Au fur et à mesure que l’on avance dans la lecture captivante de cet ouvrage, on reste confondu par la qualité de l’analyse de Recknagel, dont la lecture fouillée de l’œuvre mexicaine de Traven n’a d’autre intention que d’affiner le portrait de son auteur en révolté suprême. « Ce n’est pas les actes qui nous pèsent, fait dire Traven à Howard, le chercheur d’or de la Sierra Madre, mais les souvenirs qui nous dévorent l’âme. » C’est à cette quête patiente des réminiscences que se livre avec méthode Recknagel. Ainsi, nous dit-il, ces « souvenirs qui dévorent l’âme » sont si présents dans l’univers littéraire de Traven qu’il suffit de se pencher pour les cueillir. Cette Allemagne, par exemple, si présente entre les lignes de ses romans, avec son lot de « tragédies historiques » et de « déceptions intimes » qu’il y a connues, cette Allemagne éternel objet de son « ressentiment », mais aussi moteur de cette « pugnacité politique » dont il fait preuve et qui demeure infiniment fidèle à sa révolte stirnérienne des jeunes années, quoique plus ouverte désormais à la dimension collective du combat pour l’auto-émancipation – des Indiens et des prolétaires, notamment. Pour tirer ce fil de mémoire et en faire la trame d’un récit biographique crédible, il fallait réunir deux conditions : cette intime connaissance, déjà soulignée, des écrits de Marut-Traven, mais aussi la patiente capacité de déjouer les nombreux pièges posés sur la route du biographe par l’insaisissable de Mexico. Et, pour le coup, il y avait à faire tant Traven fut inventif pour protéger son anonymat. Recknagel donne d’ailleurs un certain nombre de preuves de bidonnages savamment orchestrés par Traven, dix ans durant, avec la complicité de Josef Wieder, son éditeur de Zurich. De ce point de vue, la lecture des célèbres Communiqués de BT révèle – jusqu’au « malaise », précise Recknagel – qu’il ne reculait devant rien, y compris la propagation de fausses rumeurs ou de potins inventés, pour déjouer les importuns, mais aussi, ajoute le biographe légèrement excédé, pour « faire sonner les trompettes de [sa] renommée ». Car le modeste Traven, héritier là encore de Stirner, avait, à n’en pas douter, une haute idée de lui-même.

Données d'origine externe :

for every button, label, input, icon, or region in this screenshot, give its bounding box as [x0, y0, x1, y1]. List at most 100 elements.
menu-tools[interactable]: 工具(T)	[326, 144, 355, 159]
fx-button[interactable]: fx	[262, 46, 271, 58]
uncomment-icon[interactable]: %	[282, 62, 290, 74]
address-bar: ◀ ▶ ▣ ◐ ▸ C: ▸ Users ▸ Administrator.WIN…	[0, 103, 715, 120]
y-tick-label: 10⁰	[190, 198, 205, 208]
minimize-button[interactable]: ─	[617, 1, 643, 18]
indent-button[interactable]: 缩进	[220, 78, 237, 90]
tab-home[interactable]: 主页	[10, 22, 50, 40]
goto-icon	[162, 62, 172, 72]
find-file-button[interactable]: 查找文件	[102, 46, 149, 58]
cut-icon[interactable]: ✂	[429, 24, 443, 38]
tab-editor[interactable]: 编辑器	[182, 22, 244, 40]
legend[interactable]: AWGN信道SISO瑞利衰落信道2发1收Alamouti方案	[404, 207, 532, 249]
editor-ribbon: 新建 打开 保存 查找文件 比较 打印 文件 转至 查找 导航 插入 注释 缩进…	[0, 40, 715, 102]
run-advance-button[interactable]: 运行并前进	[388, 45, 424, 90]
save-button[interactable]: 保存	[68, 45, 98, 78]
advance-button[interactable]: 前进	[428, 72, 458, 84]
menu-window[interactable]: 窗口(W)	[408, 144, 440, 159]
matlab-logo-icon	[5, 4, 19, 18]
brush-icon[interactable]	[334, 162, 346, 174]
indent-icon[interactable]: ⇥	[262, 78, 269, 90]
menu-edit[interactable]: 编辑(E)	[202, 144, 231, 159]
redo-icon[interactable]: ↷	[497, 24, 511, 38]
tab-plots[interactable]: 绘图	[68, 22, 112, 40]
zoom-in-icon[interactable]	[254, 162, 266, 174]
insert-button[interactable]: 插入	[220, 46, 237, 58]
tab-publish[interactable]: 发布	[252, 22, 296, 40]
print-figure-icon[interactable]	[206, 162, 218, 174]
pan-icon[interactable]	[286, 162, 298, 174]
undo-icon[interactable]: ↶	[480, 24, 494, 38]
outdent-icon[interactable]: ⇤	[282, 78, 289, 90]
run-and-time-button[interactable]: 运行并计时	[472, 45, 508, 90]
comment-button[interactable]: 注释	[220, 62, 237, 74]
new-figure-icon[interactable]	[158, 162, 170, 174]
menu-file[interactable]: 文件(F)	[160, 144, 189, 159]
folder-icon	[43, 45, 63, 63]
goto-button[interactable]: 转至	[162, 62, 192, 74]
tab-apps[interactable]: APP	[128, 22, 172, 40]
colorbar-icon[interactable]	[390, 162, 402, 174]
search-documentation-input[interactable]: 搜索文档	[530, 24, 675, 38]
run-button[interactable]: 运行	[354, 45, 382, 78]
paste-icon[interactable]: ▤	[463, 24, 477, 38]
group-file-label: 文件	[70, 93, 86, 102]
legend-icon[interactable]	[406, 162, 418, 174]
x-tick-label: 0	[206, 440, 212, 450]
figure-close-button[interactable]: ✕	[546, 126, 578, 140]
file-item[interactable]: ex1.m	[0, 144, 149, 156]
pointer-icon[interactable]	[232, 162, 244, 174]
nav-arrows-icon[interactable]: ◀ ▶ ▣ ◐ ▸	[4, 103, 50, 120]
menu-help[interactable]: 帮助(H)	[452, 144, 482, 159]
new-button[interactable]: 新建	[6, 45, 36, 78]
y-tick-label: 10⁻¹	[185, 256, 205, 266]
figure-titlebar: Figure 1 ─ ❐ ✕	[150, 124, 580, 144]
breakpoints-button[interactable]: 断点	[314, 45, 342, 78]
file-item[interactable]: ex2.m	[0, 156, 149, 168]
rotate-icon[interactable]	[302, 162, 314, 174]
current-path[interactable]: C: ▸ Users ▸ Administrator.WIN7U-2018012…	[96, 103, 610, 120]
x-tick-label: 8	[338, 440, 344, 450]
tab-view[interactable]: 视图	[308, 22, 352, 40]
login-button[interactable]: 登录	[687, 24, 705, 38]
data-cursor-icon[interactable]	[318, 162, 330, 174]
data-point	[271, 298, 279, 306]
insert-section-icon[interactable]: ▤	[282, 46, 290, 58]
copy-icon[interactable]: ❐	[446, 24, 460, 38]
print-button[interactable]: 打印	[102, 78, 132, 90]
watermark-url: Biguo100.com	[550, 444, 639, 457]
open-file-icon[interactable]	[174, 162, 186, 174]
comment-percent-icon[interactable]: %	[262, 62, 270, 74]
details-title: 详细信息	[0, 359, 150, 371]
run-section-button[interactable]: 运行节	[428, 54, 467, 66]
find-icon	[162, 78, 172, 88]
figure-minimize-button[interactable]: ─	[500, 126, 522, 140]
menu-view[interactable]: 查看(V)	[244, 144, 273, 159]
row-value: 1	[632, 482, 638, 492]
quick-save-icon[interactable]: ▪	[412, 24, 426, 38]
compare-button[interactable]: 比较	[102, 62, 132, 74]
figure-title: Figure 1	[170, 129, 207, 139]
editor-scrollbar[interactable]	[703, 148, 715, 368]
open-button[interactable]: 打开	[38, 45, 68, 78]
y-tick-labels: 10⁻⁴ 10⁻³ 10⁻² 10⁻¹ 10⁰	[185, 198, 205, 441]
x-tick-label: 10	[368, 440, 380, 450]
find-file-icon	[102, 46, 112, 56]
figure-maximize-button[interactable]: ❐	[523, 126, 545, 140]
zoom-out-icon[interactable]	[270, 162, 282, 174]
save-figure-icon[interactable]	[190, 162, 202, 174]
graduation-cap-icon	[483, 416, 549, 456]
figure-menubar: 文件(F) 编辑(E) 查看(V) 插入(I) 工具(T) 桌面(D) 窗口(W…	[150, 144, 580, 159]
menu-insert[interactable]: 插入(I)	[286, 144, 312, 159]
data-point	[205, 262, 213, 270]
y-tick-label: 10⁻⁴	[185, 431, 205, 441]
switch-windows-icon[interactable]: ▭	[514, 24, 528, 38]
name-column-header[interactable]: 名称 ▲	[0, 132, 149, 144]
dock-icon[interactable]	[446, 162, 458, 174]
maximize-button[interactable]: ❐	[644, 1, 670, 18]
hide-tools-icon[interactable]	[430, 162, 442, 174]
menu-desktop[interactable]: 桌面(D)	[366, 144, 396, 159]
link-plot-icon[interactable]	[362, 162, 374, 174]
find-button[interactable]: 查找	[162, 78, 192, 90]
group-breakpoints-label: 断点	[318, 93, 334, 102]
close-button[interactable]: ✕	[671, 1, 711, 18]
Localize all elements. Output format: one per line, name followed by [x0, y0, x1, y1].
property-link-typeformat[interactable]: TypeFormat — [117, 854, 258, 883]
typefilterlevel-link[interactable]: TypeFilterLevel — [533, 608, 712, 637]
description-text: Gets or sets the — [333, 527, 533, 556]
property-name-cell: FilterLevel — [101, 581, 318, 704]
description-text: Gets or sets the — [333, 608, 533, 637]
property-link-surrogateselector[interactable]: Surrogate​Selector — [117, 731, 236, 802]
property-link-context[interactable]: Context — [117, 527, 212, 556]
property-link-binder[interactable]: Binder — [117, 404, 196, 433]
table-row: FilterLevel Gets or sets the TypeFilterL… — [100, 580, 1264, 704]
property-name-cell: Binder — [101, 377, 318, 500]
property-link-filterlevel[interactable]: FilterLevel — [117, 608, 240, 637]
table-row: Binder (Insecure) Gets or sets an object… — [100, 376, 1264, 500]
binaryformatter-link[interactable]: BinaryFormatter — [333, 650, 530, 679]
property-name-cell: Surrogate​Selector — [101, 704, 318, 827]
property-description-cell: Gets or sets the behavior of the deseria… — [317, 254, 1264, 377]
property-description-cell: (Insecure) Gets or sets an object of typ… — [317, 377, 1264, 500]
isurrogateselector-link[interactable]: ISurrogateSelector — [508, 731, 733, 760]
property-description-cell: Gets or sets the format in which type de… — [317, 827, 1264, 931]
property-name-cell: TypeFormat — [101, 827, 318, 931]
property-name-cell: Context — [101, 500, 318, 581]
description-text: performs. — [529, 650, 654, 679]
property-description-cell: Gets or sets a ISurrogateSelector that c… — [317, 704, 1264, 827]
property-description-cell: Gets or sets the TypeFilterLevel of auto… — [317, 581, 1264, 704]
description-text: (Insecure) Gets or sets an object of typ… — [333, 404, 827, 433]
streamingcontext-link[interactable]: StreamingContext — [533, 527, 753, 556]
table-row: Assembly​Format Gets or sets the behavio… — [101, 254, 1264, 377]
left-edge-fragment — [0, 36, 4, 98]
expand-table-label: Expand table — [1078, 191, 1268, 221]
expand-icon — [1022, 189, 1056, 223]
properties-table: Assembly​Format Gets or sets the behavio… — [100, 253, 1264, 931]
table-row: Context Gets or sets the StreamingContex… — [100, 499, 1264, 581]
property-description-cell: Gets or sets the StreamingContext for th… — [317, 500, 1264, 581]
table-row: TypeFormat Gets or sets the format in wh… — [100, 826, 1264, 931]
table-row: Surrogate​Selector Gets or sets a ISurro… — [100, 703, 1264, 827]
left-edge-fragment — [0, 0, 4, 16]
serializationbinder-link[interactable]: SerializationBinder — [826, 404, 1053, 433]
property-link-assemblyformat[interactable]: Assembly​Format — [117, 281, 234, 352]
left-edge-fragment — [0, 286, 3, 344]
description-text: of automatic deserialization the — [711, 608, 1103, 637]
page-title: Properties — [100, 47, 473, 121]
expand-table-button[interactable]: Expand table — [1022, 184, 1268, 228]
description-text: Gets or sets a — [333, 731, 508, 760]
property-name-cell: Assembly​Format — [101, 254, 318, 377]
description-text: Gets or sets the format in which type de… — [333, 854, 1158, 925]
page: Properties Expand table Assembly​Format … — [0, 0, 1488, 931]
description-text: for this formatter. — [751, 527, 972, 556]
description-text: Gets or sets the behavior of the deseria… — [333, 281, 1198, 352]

« Ma vie personnelle ne décevrait pas le lecteur, avait indiqué en son temps Traven, mais c’est mon affaire et elle le restera. » Elle le resta, en effet, jusqu’à sa mort, le 27 mars 1969, malgré de nombreuses tentatives d’incursion dans son existence de divers folliculaires en mal de sensationnalisme. Un mois après son décès, sa veuve et légataire universelle, Rosa Elena Luján de Torsvan, admettait publiquement que B. Traven et Ret Marut, alias Richard Maurhut, n’étaient qu’une seule et même personne. En août de la même année, dans un article écrit en collaboration avec le critique littéraire Miguel Donoso Pareja, Rosa Elena précisait : « Le 1er mai 1919, Ret Marut fut arrêté à Munich et condamné à mort. Cinquante ans plus tard, le 26 mars 1969, le même homme est mort au Mexique sous un autre nom : Traven. Ce qu’on sait de Ret Marut, le pseudonyme choisi par Traven Torsvan durant son séjour en Allemagne, est un préalable nécessaire pour comprendre la personnalité d’un des hommes les plus turbulents de ce siècle. » Ainsi se voyaient corroborées les recherches de Recknagel, dont la biographie, excellemment traduite par l’indispensable Adèle Zwicker, demeure le grand livre sur Traven.